Martin Gerull Scultore
Facendo visita all’atelier di Martin Gerull, sistemato negli spazi della Cascina Bagaggera, all’interno del Parco di Montevecchia, si è affascinati dalla bellezza e dalla forza della natura che qui ancora è ben conservata e rigogliosa, ma anche dall’opera dell’uomo: nei casolari rustici, oggi vetusti e rovinosi, testimoni dei tempi passati e operosi, ma anche nella rinnovata presenza di attività coraggiose che testimoniano la fiducia e la fattività per il futuro: una nuova grande stalla per capre, uno spaccio di prodotti biodinamici, una cooperativa che organizza corsi feste e seminari.
E tra tutti, appunto, le sculture di Martin Gerull. Sono, queste, moderni obelischi a scala umana, dove la forma non è perfetta geometria stellare ma dinamica ricerca del dramma dell’Io che si esprime in linee, angoli, diedri, spezzati volumi, piane superfici di forza vibrante. Oppure sono dischi marmorei poggiati sul suolo, increspata geografia in formato ridotto.

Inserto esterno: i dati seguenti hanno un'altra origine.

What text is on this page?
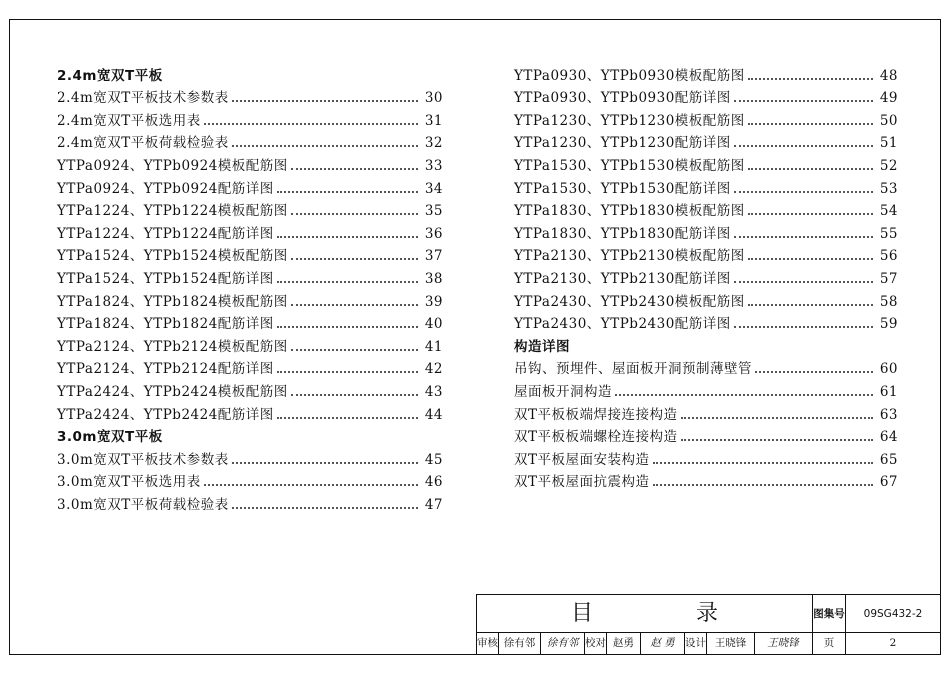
2.4m宽双T平板
2.4m宽双T平板技术参数表	30
2.4m宽双T平板选用表	31
2.4m宽双T平板荷载检验表	32
YTPa0924、YTPb0924模板配筋图	33
YTPa0924、YTPb0924配筋详图	34
YTPa1224、YTPb1224模板配筋图	35
YTPa1224、YTPb1224配筋详图	36
YTPa1524、YTPb1524模板配筋图	37
YTPa1524、YTPb1524配筋详图	38
YTPa1824、YTPb1824模板配筋图	39
YTPa1824、YTPb1824配筋详图	40
YTPa2124、YTPb2124模板配筋图	41
YTPa2124、YTPb2124配筋详图	42
YTPa2424、YTPb2424模板配筋图	43
YTPa2424、YTPb2424配筋详图	44
3.0m宽双T平板
3.0m宽双T平板技术参数表	45
3.0m宽双T平板选用表	46
3.0m宽双T平板荷载检验表	47
YTPa0930、YTPb0930模板配筋图	48
YTPa0930、YTPb0930配筋详图	49
YTPa1230、YTPb1230模板配筋图	50
YTPa1230、YTPb1230配筋详图	51
YTPa1530、YTPb1530模板配筋图	52
YTPa1530、YTPb1530配筋详图	53
YTPa1830、YTPb1830模板配筋图	54
YTPa1830、YTPb1830配筋详图	55
YTPa2130、YTPb2130模板配筋图	56
YTPa2130、YTPb2130配筋详图	57
YTPa2430、YTPb2430模板配筋图	58
YTPa2430、YTPb2430配筋详图	59
构造详图
吊钩、预埋件、屋面板开洞预制薄壁管	60
屋面板开洞构造	61
双T平板板端焊接连接构造	63
双T平板板端螺栓连接构造	64
双T平板屋面安装构造	65
双T平板屋面抗震构造	67
目 录	图集号	09SG432-2
页	2
审核 徐有邻	徐有邻 校对 赵勇	赵 勇 设计 王晓锋	王晓锋
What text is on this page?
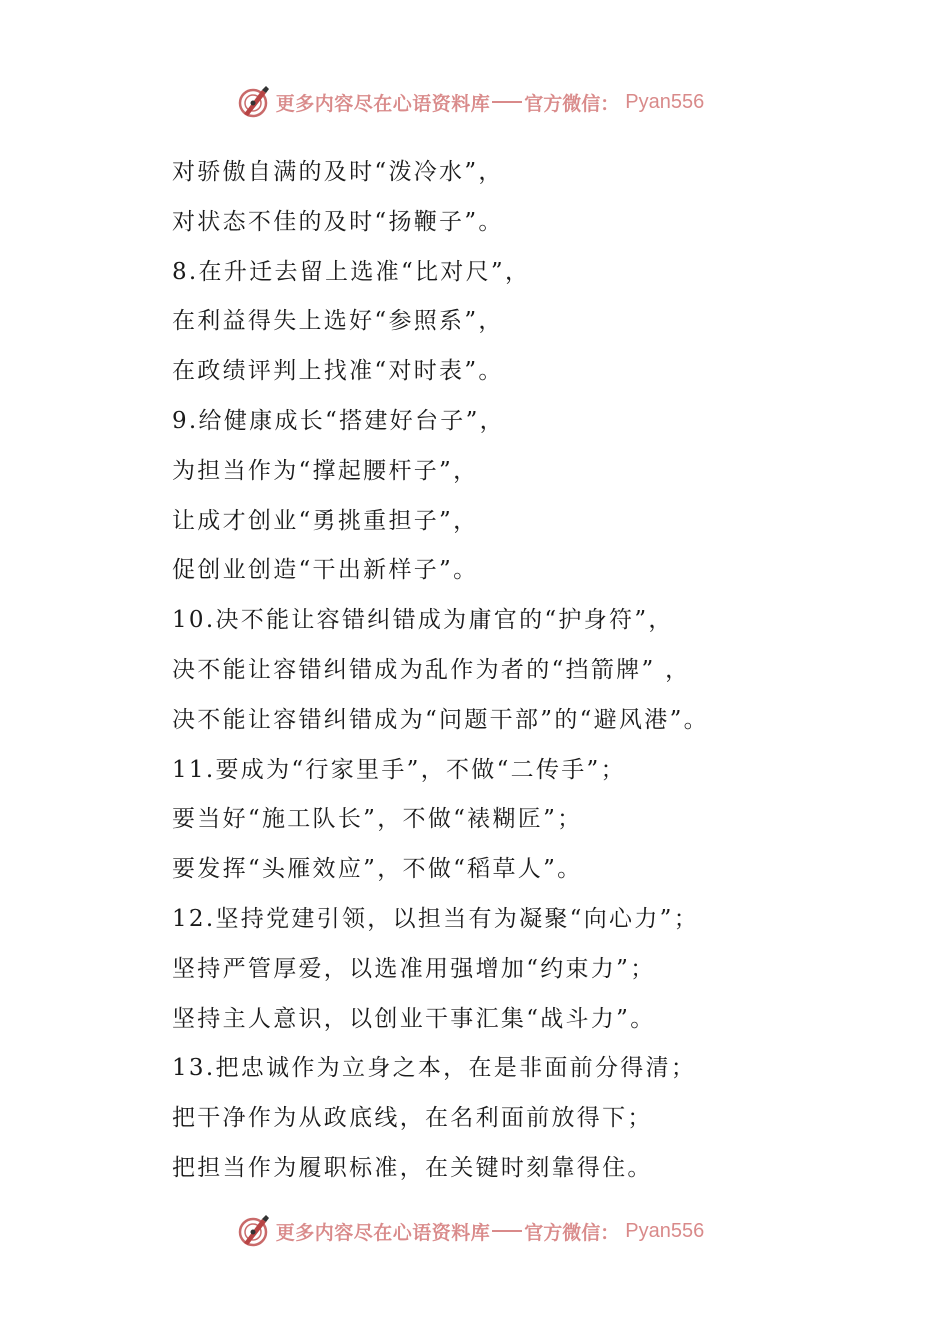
更多内容尽在心语资料库 官方微信： Pyan556
对骄傲自满的及时“泼冷水”，
对状态不佳的及时“扬鞭子”。
8.在升迁去留上选准“比对尺”，
在利益得失上选好“参照系”，
在政绩评判上找准“对时表”。
9.给健康成长“搭建好台子”，
为担当作为“撑起腰杆子”，
让成才创业“勇挑重担子”，
促创业创造“干出新样子”。
10.决不能让容错纠错成为庸官的“护身符”，
决不能让容错纠错成为乱作为者的“挡箭牌” ，
决不能让容错纠错成为“问题干部”的“避风港”。
11.要成为“行家里手”，不做“二传手”；
要当好“施工队长”，不做“裱糊匠”；
要发挥“头雁效应”，不做“稻草人”。
12.坚持党建引领，以担当有为凝聚“向心力”；
坚持严管厚爱，以选准用强增加“约束力”；
坚持主人意识，以创业干事汇集“战斗力”。
13.把忠诚作为立身之本，在是非面前分得清；
把干净作为从政底线，在名利面前放得下；
把担当作为履职标准，在关键时刻靠得住。
更多内容尽在心语资料库 官方微信： Pyan556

Non erano così le opere di Martin fino a un paio d’anni fa. Prima di allora la sua poesia visiva esplorava le atmosfere alte, eppur vicine e tenere, di presenze protettrici e consolanti: “il mio primo Angelo” era il motivo guida di una ricerca che anche vedeva protagonista l’Io umano, in figura solitaria o in coppia, levigata Verticale alla ricerca dell’equilibrio essenziale in sé stesso. Ma era sempre adombrato il dialogo con lo Spirito guida; finchè questo si è mostrato in una serie di gioiose apparizioni, quasi infantili, ma dolci, tenere, tonde e raggianti. Allora, l’ermetica e scostante sagoma dei fusi verticali antropomorfi chiusi in sé stessi o le colonne torcentisi e occhieggianti di nascosto si compensavano con il canto sereno e aperto delle aureole, dei raggi dolcemente orlati, dei ventagli luminosi, spiegati attorno alla Figura benefica. Un forte contrasto in opposizione che cerca dialogo tra condizione umana e grazia celeste.
Ancor prima però, riandando più indietro nelle tappe del percorso artistico di Martin, troviamo ancora dell’altro. La sua arte era ancora totalmente immersa nel fenomeno plastico come manifestazione di esseri, processi, leggi, forze generative nel puro campo ideale. Volumi, superfici, linee, spazi interclusi erano diretto apparire di fatti ideali, spirituali, soprasensibili, nella dimensione del percepibile. Certo: in talune opere si potevano vedere un torso, una vaga sagoma antropomorfa, una volontà di incarnarsi in un corpo terreno; ma era ancora tutto un esplorare la Forma galleggiando nella regione degli Archetipi in cui essa è Essenza.
Oggi no: non più.
Le sculture di Martin Gerull oggi toccano terra. Sono zolle formate che si ergono dal suolo con sforzo sovrumano; o lampi di luce
condensata in roccia al momento di batter sul terreno. Se si volesse cercare una lontana parentela espressiva, con ciò che ha fatto la storia dell’Arte, della Plastica, si potrebbe trovare negli ultimissimi gesti creativi di Martin, come spunto ispirativo non come risultato formale, un’eco dello spirito dei Prigioni. Forme che vogliono liberarsi dallo stato amorfo della materia, con sforzo eroico e fin violento, ma che non sono ancora, o non sono più, sagome antropomorfe, bensì gesti esteriori nella concretezza del sensibile, che tradiscono la presenza di un Sé. Grande, efficace, attuale ritratto dell’Uomo.